Alexandra E. Page, MD, FAAOS, is a foot and ankle specialist in private practice in San Diego, California, and the deputy editor of AAOS Now.

References

  1. Fang CJ, Shaker JM, Ward DM, et al: Financial burden of revision hip and knee arthroplasty at an orthopedic specialty hospital: higher costs and unequal reimbursements. J Arthroplasty 2021;36(8):2680-4.
  2. Miner HR, Slover JD, Koenig KM: Price transparency and consumer perceptions of generic and brand-name implants in orthopaedic surgery. Arch Bone Jt Surg 2022;10(9):791-7.
  3. Pean CA, Lajam C, Zuckerman J, et al: Policy and ethical considerations for widespread utilization of generic orthopedic implants. Arthroplast Today 2019;5(2):256-9.

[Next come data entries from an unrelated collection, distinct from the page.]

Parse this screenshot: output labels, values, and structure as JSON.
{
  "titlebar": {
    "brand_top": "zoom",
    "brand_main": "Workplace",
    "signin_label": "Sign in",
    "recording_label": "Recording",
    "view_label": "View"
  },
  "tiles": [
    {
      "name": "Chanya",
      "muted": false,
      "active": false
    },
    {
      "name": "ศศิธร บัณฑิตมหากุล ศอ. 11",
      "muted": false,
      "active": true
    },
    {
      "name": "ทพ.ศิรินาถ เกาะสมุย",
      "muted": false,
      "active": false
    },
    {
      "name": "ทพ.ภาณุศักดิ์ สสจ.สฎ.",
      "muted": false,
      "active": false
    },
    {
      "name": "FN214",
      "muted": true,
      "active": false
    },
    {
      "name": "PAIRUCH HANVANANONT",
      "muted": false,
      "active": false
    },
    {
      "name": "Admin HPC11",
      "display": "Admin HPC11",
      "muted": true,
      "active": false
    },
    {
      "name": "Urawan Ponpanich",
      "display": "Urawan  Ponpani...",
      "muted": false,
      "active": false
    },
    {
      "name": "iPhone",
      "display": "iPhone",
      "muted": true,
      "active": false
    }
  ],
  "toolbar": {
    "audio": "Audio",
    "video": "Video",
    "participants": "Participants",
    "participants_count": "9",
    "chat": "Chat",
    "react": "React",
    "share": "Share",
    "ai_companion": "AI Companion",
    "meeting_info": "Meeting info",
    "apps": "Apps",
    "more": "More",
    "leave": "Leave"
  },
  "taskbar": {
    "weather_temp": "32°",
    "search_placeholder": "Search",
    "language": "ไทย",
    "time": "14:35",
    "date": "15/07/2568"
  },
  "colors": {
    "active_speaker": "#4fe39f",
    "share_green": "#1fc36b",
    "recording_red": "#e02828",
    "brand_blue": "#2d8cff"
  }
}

Five things industry representatives wish orthopaedic surgeons knew

  1. Review plan A for your case with the representative, but also mention alternatives so they can be prepared with products you could need for plans B, C, and beyond.
  2. Canceled or changed cases are frustrating for everyone; ask your office/ambulatory surgery center to include the representative in the communication network.
  3. A little prep work goes a long way: Representatives are happy to demo a new product, review videos, or even do a lab case with you before showtime in the OR.
  4. Honesty is best: If you do not think you will use the representative’s product, be straightforward and save everyone time.
  5. Know that it is not just OR staff members who make things happen. Invest an hour in meeting the sterile processing department staff. Your effort may be rewarded when sterile processing department staff move your urgent processing to the front of the line!